A direct way would be to use read.csv
(or read.table
) on that variable (either before or after you add it to your existing dataset). Here, I've used read.csv
which defaults with a fill = TRUE
argument that will let you split the data the way you are expecting to.
Here's an example:
read.csv(text = elections[, "var3"], sep = "/", header = FALSE)
# V1 V2 V3 V4 V5 V6 V7 V8
# 1 PCB PTdoB PCO PRB
# 2 PAN
# 3 DEM PR PT PSDB PMDB PV
# 4 DEM PR PT PSDB PMDB PV PSTU PSOL
# 5 DEM PJ
Or, possibly (if your dataset is a data.frame
):
read.csv(text = as.character(elections$var3), sep = "/", header = FALSE)
This approach is essentially what is taken with concat.split
from my "splitstackshape" package, though it does a little bit more checking and will conveniently combine the output back into the original dataset.
Assuming now "elections" is a data.frame
, usage would be:
library(splitstackshape)
concat.split(elections, "var3", "/", drop = TRUE)
# var1 var2 var3_1 var3_2 var3_3 var3_4 var3_5 var3_6 var3_7 var3_8
# 1 125677 PRB PCB PTdoB PCO PRB
# 2 255422 PAN PAN
# 3 475544 PR DEM PR PT PSDB PMDB PV
# 4 333344 PV DEM PR PT PSDB PMDB PV PSTU PSOL
# 5 233452 PJ DEM PJ
Update
Ultimately, however, read.csv
is somewhat slow (so by extension, the concat.split
approach would be slow).
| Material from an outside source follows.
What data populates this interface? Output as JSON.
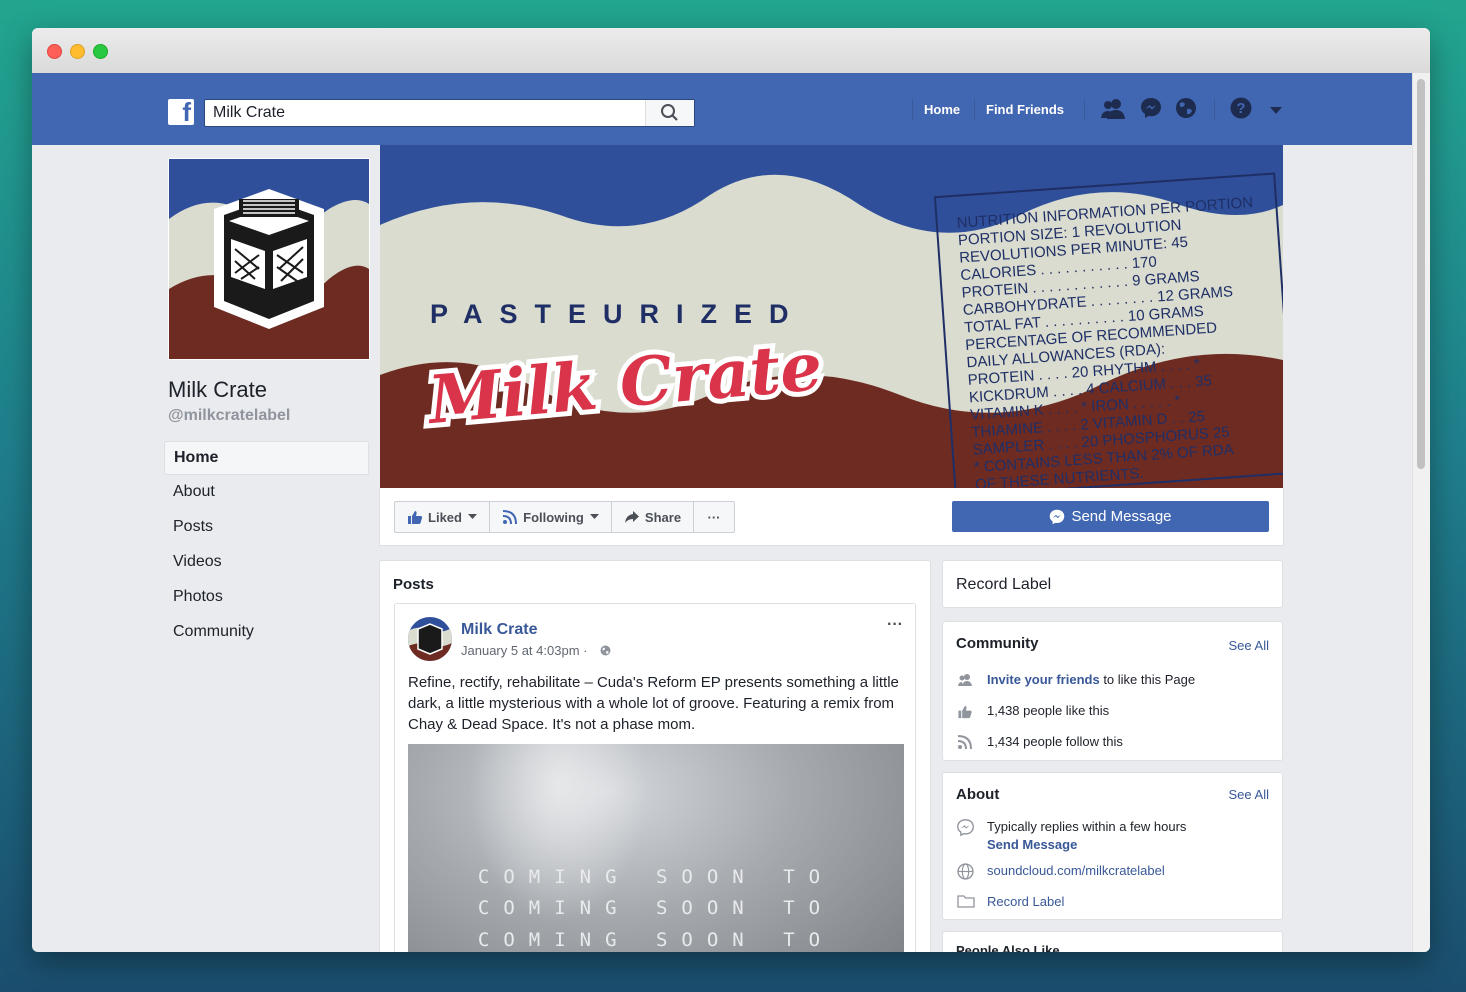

The approach I'm working on for a revision of the function is along the following lines until I come up with something better:
myMat <- function(inVec, sep) {
if (!is.character(inVec)) inVec <- as.character(inVec)
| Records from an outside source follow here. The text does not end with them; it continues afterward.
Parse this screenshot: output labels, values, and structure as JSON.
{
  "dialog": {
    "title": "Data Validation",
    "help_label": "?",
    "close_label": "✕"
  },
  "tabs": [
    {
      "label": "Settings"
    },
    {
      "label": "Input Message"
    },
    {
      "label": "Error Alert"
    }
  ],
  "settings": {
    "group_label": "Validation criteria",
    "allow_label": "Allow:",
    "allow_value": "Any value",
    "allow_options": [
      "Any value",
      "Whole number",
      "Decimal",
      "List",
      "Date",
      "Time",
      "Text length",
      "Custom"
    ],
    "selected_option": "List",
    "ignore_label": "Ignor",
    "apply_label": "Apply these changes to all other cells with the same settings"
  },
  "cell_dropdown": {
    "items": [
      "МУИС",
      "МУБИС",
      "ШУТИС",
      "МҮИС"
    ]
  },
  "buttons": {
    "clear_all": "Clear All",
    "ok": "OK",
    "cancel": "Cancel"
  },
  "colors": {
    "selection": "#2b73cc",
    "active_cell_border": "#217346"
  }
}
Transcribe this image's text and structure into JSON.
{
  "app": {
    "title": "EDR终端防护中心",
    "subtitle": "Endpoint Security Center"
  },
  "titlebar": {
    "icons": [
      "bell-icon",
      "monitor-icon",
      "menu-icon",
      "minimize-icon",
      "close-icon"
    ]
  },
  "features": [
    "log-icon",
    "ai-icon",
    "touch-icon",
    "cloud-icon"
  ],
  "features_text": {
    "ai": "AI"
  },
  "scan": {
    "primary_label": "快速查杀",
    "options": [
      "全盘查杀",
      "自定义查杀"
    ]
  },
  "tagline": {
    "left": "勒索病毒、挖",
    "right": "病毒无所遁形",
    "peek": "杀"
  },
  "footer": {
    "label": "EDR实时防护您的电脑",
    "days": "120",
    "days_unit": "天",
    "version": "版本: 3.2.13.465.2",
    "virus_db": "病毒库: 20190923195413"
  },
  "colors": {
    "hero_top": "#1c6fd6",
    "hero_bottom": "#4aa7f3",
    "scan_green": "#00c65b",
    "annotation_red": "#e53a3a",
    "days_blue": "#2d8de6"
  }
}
nCols <- max(vapply(gregexpr(sep, inVec, fixed = TRUE), length, 1L)) + 1
M <- matrix("", ncol = nCols, nrow = length(inVec))
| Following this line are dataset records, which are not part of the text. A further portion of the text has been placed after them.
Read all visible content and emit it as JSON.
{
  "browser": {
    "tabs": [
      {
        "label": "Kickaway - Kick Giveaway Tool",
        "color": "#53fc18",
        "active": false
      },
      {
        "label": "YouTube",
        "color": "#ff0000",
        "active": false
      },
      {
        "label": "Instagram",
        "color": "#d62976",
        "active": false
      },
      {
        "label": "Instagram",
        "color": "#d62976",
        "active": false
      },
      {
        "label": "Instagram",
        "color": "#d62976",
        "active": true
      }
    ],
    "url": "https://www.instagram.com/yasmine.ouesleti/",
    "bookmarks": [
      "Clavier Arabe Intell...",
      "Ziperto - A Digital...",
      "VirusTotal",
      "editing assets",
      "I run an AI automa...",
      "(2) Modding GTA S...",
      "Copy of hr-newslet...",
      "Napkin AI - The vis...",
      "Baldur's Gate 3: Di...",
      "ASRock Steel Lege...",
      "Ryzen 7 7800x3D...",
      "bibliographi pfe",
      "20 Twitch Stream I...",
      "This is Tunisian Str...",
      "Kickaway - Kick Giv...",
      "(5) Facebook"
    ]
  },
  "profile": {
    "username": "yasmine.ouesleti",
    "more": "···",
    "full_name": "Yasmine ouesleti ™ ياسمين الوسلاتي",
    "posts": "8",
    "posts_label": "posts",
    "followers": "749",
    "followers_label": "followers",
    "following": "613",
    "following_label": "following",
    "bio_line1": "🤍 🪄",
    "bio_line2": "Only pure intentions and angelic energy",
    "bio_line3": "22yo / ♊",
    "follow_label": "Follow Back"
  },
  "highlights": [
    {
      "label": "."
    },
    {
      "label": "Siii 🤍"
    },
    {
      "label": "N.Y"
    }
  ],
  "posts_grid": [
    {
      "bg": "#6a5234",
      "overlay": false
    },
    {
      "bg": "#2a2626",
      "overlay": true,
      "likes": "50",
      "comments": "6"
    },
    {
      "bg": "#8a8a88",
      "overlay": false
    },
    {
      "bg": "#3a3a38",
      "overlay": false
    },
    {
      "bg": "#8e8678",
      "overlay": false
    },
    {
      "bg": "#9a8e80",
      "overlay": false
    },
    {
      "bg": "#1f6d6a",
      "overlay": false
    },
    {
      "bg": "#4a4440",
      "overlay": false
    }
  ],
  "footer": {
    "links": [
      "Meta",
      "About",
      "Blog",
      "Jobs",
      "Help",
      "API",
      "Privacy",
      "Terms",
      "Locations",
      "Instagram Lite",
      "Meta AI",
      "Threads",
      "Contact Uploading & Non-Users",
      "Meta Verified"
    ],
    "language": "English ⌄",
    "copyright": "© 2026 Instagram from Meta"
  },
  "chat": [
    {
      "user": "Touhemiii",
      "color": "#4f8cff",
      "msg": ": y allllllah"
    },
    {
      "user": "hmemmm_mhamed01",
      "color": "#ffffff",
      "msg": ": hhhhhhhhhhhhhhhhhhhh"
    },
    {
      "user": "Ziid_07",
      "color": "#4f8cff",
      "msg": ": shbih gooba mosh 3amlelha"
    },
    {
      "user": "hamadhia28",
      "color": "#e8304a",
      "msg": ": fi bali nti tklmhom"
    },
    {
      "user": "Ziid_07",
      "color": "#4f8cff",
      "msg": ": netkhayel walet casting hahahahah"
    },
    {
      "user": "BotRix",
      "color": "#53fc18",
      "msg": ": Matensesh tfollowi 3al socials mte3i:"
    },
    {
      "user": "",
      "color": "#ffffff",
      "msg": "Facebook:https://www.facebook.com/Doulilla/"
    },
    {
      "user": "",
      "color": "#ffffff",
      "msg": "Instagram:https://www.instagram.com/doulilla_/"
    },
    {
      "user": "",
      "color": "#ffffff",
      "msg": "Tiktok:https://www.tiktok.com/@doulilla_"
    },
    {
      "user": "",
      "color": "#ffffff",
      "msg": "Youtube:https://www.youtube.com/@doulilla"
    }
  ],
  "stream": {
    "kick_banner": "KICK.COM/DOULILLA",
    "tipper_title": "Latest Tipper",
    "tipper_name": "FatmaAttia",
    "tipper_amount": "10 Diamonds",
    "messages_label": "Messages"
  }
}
Spl <- strsplit(inVec, sep, fixed = TRUE)
Len <- vapply(Spl, length, 1L)
Ind <- cbind(rep(seq_along(Len), Len), sequence(Len))
M[Ind] <- unlist(Spl)
M
}
Some benchmarks
Sample data:
var1 <- c("125677", "255422", "475544", "333344", "233452")
var2 <- c("PRB", "PAN", "PR", "PV", "PJ")
var3 <- c("PCB/PTdoB/PCO/PRB", "PAN", "DEM/PR/PT/PSDB/PMDB/PV", "DEM/PR/PT/PSDB/PMDB/PV/PSTU/PSOL", "DEM/PJ")
elections <- data.frame(var1, var2, var3)
Functions to evaluate:
fun1 <- function() myMat(elections$var3, "/")
fun2 <- function() read.csv(text = as.character(elections$var3), sep = "/", header = FALSE)
The results:
microbenchmark(fun1(), fun2())
# Unit: microseconds
# expr min lq median uq max neval
# fun1() 159.936 175.5445 193.291 244.6075 566.188 100
# fun2() 974.151 1017.1280 1070.796 1690.0100 2146.724 100
BIGGER data (but still not very big):
elections <- do.call(rbind, replicate(5000, elections, simplify = FALSE))
dim(elections)
# [1] 25000 3
microbenchmark(fun1(), fun2(), times = 10)
# Unit: milliseconds
# expr min lq median uq max neval
# fun1() 195.1358 211.8841 232.1093 287.560 324.6918 10
# fun2() 2764.8115 3524.7989 3626.1480 3639.303 3728.2099 10
I run out of patience waiting for one million rows with fun2()
, but for fun1()
, it takes about 19 seconds, which is OK, but not something I'm totally happy with.